Hi, I’m not 100% sure of what is causing you problems, so I apologize if the issue is more complicated.

If you’re interested in log likelihood values for each observation, I would do something like this for the log_zoop observations.

generated quantities {
  matrix[N_tanks, N_time] log_lik_zoop;
  ...
  // --- Likelihood: Zooplankton ---
  for (k in 1:N_tanks) {
    log_lik_zoop[k, 1] = normal_lpdf(log_zoop[k, 1] | alpha_zoop[sal_idx[k]] 
                        + beta_t_chl_to_zoop   * log_chl[k, 1] 
                        + u_zoop[k], sigma_zoop);
  }
  for (k in 1:N_tanks) {
    for (t in 2:N_time) {
      real mu_zoop_kt = alpha_zoop[sal_idx[k]]
                        + phi_zoop * log_zoop[k, t-1]
                        + beta_t_chl_to_zoop   * log_chl[k, t] 
                        + beta_t1_chl_to_zoop  * log_chl[k, t-1] 
                        + u_zoop[k];
      log_lik_zoop[k, t] = normal_lpdf(log_zoop[k,t] | mu_zoop_kt, sigma_zoop);
    }
  }
  ... 
}

And so on.

But, since this is a time series model, you may be more interested in leave-future-out cross validation.

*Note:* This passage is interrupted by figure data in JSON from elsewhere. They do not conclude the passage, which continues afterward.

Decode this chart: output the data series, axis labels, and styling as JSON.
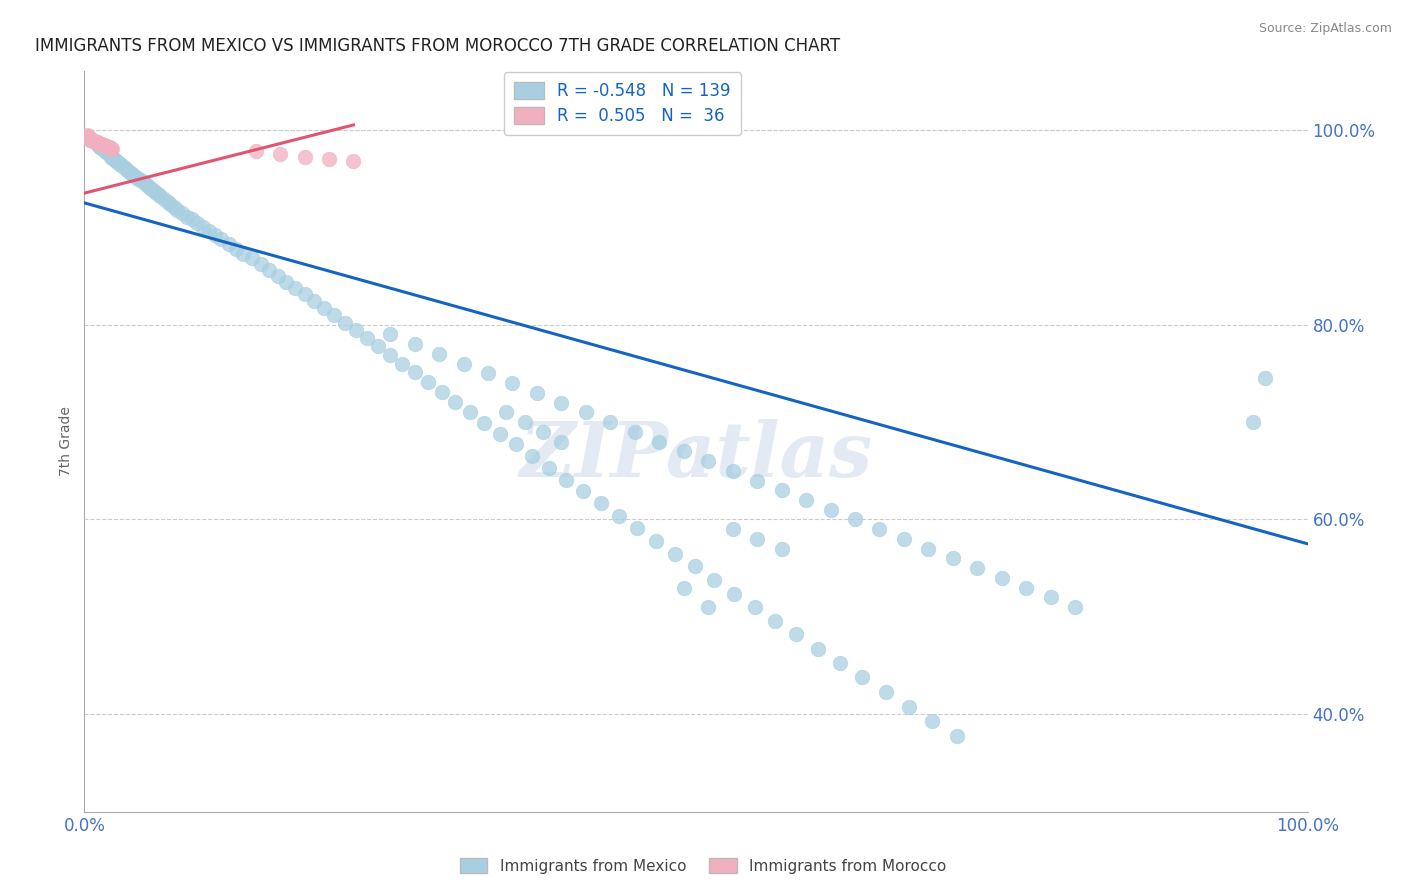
{
  "title": "IMMIGRANTS FROM MEXICO VS IMMIGRANTS FROM MOROCCO 7TH GRADE CORRELATION CHART",
  "source": "Source: ZipAtlas.com",
  "ylabel": "7th Grade",
  "blue_R": -0.548,
  "blue_N": 139,
  "pink_R": 0.505,
  "pink_N": 36,
  "blue_color": "#a8cfe0",
  "pink_color": "#f2afc0",
  "blue_line_color": "#1565c0",
  "pink_line_color": "#e05570",
  "legend_label_blue": "Immigrants from Mexico",
  "legend_label_pink": "Immigrants from Morocco",
  "watermark": "ZIPatlas",
  "xlim": [
    0.0,
    1.0
  ],
  "ylim": [
    0.3,
    1.06
  ],
  "xticks": [
    0.0,
    1.0
  ],
  "yticks": [
    0.4,
    0.6,
    0.8,
    1.0
  ],
  "tick_color": "#4472c4",
  "grid_color": "#cccccc",
  "blue_line_x": [
    0.0,
    1.0
  ],
  "blue_line_y": [
    0.925,
    0.575
  ],
  "pink_line_x": [
    0.0,
    0.22
  ],
  "pink_line_y": [
    0.935,
    1.005
  ],
  "blue_x": [
    0.005,
    0.008,
    0.01,
    0.012,
    0.013,
    0.014,
    0.015,
    0.016,
    0.017,
    0.018,
    0.019,
    0.02,
    0.021,
    0.022,
    0.023,
    0.024,
    0.025,
    0.026,
    0.027,
    0.028,
    0.029,
    0.03,
    0.032,
    0.034,
    0.036,
    0.038,
    0.04,
    0.042,
    0.044,
    0.046,
    0.048,
    0.05,
    0.052,
    0.054,
    0.056,
    0.058,
    0.06,
    0.062,
    0.065,
    0.068,
    0.07,
    0.073,
    0.076,
    0.08,
    0.084,
    0.088,
    0.092,
    0.097,
    0.102,
    0.107,
    0.112,
    0.118,
    0.124,
    0.13,
    0.137,
    0.144,
    0.151,
    0.158,
    0.165,
    0.172,
    0.18,
    0.188,
    0.196,
    0.204,
    0.213,
    0.222,
    0.231,
    0.24,
    0.25,
    0.26,
    0.27,
    0.281,
    0.292,
    0.303,
    0.315,
    0.327,
    0.34,
    0.353,
    0.366,
    0.38,
    0.394,
    0.408,
    0.422,
    0.437,
    0.452,
    0.467,
    0.483,
    0.499,
    0.515,
    0.531,
    0.548,
    0.565,
    0.582,
    0.6,
    0.618,
    0.636,
    0.655,
    0.674,
    0.693,
    0.713,
    0.25,
    0.27,
    0.29,
    0.31,
    0.33,
    0.35,
    0.37,
    0.39,
    0.41,
    0.43,
    0.45,
    0.47,
    0.49,
    0.51,
    0.53,
    0.55,
    0.57,
    0.59,
    0.61,
    0.63,
    0.65,
    0.67,
    0.69,
    0.71,
    0.73,
    0.75,
    0.77,
    0.79,
    0.81,
    0.955,
    0.965,
    0.49,
    0.51,
    0.345,
    0.36,
    0.375,
    0.39,
    0.53,
    0.55,
    0.57
  ],
  "blue_y": [
    0.99,
    0.988,
    0.985,
    0.983,
    0.982,
    0.981,
    0.98,
    0.979,
    0.978,
    0.977,
    0.976,
    0.975,
    0.974,
    0.972,
    0.971,
    0.97,
    0.969,
    0.968,
    0.967,
    0.966,
    0.965,
    0.964,
    0.962,
    0.96,
    0.958,
    0.956,
    0.954,
    0.952,
    0.95,
    0.948,
    0.946,
    0.944,
    0.942,
    0.94,
    0.938,
    0.936,
    0.934,
    0.932,
    0.929,
    0.926,
    0.924,
    0.921,
    0.918,
    0.915,
    0.911,
    0.908,
    0.904,
    0.9,
    0.896,
    0.892,
    0.888,
    0.883,
    0.878,
    0.873,
    0.868,
    0.862,
    0.856,
    0.85,
    0.844,
    0.838,
    0.831,
    0.824,
    0.817,
    0.81,
    0.802,
    0.794,
    0.786,
    0.778,
    0.769,
    0.76,
    0.751,
    0.741,
    0.731,
    0.721,
    0.71,
    0.699,
    0.688,
    0.677,
    0.665,
    0.653,
    0.641,
    0.629,
    0.617,
    0.604,
    0.591,
    0.578,
    0.565,
    0.552,
    0.538,
    0.524,
    0.51,
    0.496,
    0.482,
    0.467,
    0.453,
    0.438,
    0.423,
    0.408,
    0.393,
    0.378,
    0.79,
    0.78,
    0.77,
    0.76,
    0.75,
    0.74,
    0.73,
    0.72,
    0.71,
    0.7,
    0.69,
    0.68,
    0.67,
    0.66,
    0.65,
    0.64,
    0.63,
    0.62,
    0.61,
    0.6,
    0.59,
    0.58,
    0.57,
    0.56,
    0.55,
    0.54,
    0.53,
    0.52,
    0.51,
    0.7,
    0.745,
    0.53,
    0.51,
    0.71,
    0.7,
    0.69,
    0.68,
    0.59,
    0.58,
    0.57
  ],
  "pink_x": [
    0.002,
    0.004,
    0.006,
    0.008,
    0.01,
    0.012,
    0.014,
    0.016,
    0.018,
    0.02,
    0.003,
    0.005,
    0.007,
    0.009,
    0.011,
    0.013,
    0.015,
    0.017,
    0.019,
    0.021,
    0.004,
    0.006,
    0.008,
    0.01,
    0.012,
    0.014,
    0.016,
    0.018,
    0.02,
    0.022,
    0.14,
    0.16,
    0.18,
    0.2,
    0.22,
    0.023
  ],
  "pink_y": [
    0.995,
    0.992,
    0.99,
    0.988,
    0.987,
    0.986,
    0.985,
    0.984,
    0.983,
    0.982,
    0.994,
    0.991,
    0.989,
    0.987,
    0.986,
    0.985,
    0.984,
    0.983,
    0.982,
    0.981,
    0.993,
    0.99,
    0.988,
    0.987,
    0.986,
    0.985,
    0.984,
    0.983,
    0.982,
    0.981,
    0.978,
    0.975,
    0.972,
    0.97,
    0.968,
    0.98
  ]
}
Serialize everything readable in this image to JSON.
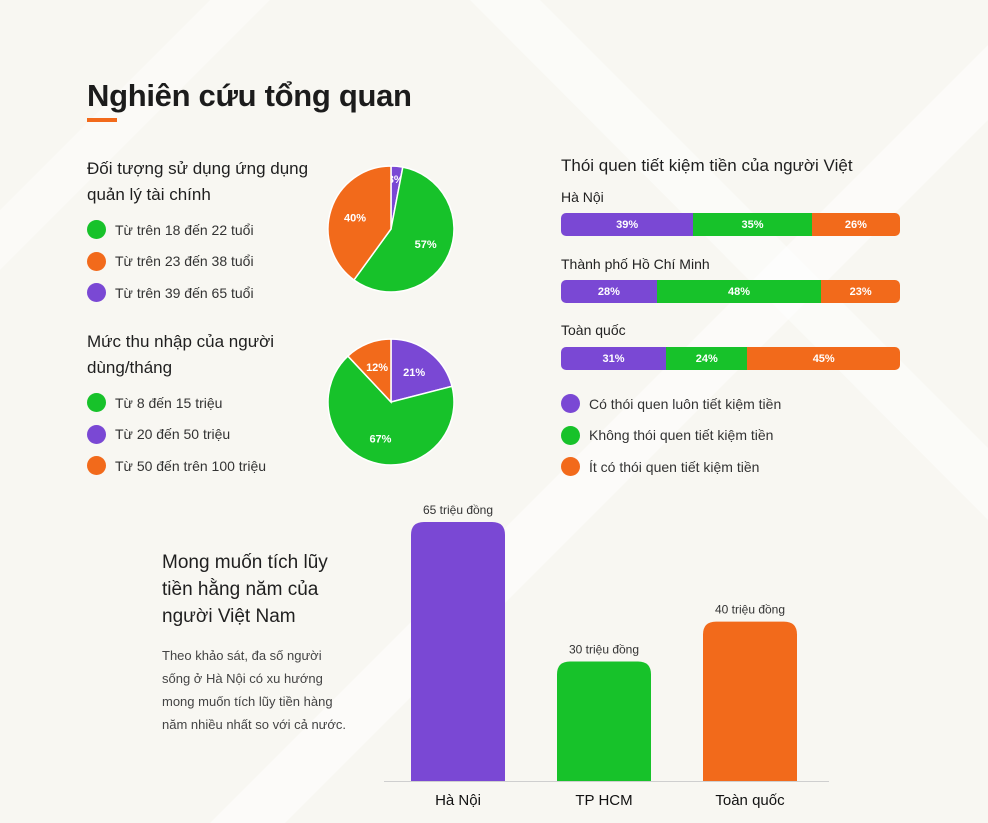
{
  "title": "Nghiên cứu tổng quan",
  "colors": {
    "purple": "#7a48d4",
    "green": "#17c22a",
    "orange": "#f26a1b"
  },
  "chart_data": [
    {
      "type": "pie",
      "title": "Đối tượng sử dụng ứng dụng quản lý tài chính",
      "legend": [
        "Từ trên 18 đến 22 tuổi",
        "Từ trên 23 đến 38 tuổi",
        "Từ trên 39 đến 65 tuổi"
      ],
      "slices": [
        {
          "name": "Từ trên 39 đến 65 tuổi",
          "value": 3,
          "label": "3%",
          "color": "#7a48d4"
        },
        {
          "name": "Từ trên 18 đến 22 tuổi",
          "value": 57,
          "label": "57%",
          "color": "#17c22a"
        },
        {
          "name": "Từ trên 23 đến 38 tuổi",
          "value": 40,
          "label": "40%",
          "color": "#f26a1b"
        }
      ]
    },
    {
      "type": "pie",
      "title": "Mức thu nhập của người dùng/tháng",
      "legend": [
        "Từ 8 đến 15 triệu",
        "Từ 20 đến 50 triệu",
        "Từ 50 đến trên 100 triệu"
      ],
      "slices": [
        {
          "name": "Từ 20 đến 50 triệu",
          "value": 21,
          "label": "21%",
          "color": "#7a48d4"
        },
        {
          "name": "Từ 8 đến 15 triệu",
          "value": 67,
          "label": "67%",
          "color": "#17c22a"
        },
        {
          "name": "Từ 50 đến trên 100 triệu",
          "value": 12,
          "label": "12%",
          "color": "#f26a1b"
        }
      ]
    },
    {
      "type": "bar",
      "stacked": true,
      "orientation": "horizontal",
      "title": "Thói quen tiết kiệm tiền của người Việt",
      "categories": [
        "Hà Nội",
        "Thành phố Hồ Chí Minh",
        "Toàn quốc"
      ],
      "series": [
        {
          "name": "Có thói quen luôn tiết kiệm tiền",
          "color": "#7a48d4",
          "values": [
            39,
            28,
            31
          ],
          "labels": [
            "39%",
            "28%",
            "31%"
          ]
        },
        {
          "name": "Không thói quen tiết kiệm tiền",
          "color": "#17c22a",
          "values": [
            35,
            48,
            24
          ],
          "labels": [
            "35%",
            "48%",
            "24%"
          ]
        },
        {
          "name": "Ít có thói quen tiết kiệm tiền",
          "color": "#f26a1b",
          "values": [
            26,
            23,
            45
          ],
          "labels": [
            "26%",
            "23%",
            "45%"
          ]
        }
      ]
    },
    {
      "type": "bar",
      "title": "Mong muốn tích lũy tiền hằng năm của người Việt Nam",
      "description": "Theo khảo sát, đa số người sống ở Hà Nội có xu hướng mong muốn tích lũy tiền hàng năm nhiều nhất so với cả nước.",
      "categories": [
        "Hà Nội",
        "TP HCM",
        "Toàn quốc"
      ],
      "values": [
        65,
        30,
        40
      ],
      "value_labels": [
        "65 triệu đồng",
        "30 triệu đồng",
        "40 triệu đồng"
      ],
      "colors": [
        "#7a48d4",
        "#17c22a",
        "#f26a1b"
      ],
      "ylim": [
        0,
        65
      ]
    }
  ]
}
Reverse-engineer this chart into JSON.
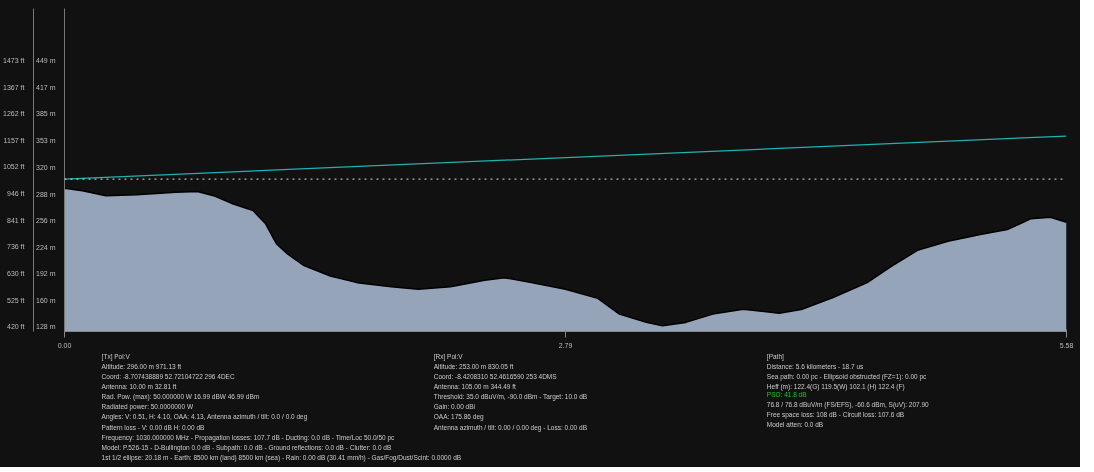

If so, I’d start with this paper: https://arxiv.org/pdf/1902.06281

You can avoid the double computation by defining the log_lik values in the transformed parameters block.

And then don’t forget to add

model {
  target += sum(log_lik_zoop);
}

And you do need to worry not only about the fact that you have time series data, but the fact that you have two species. That’s two ways the data are not i.i.d., and most of the model comparison stuff like leave-one-out cross-validation assumes i.i.d. data.

On the other hand, we’re big fans of posterior predictive checks for validating model fits.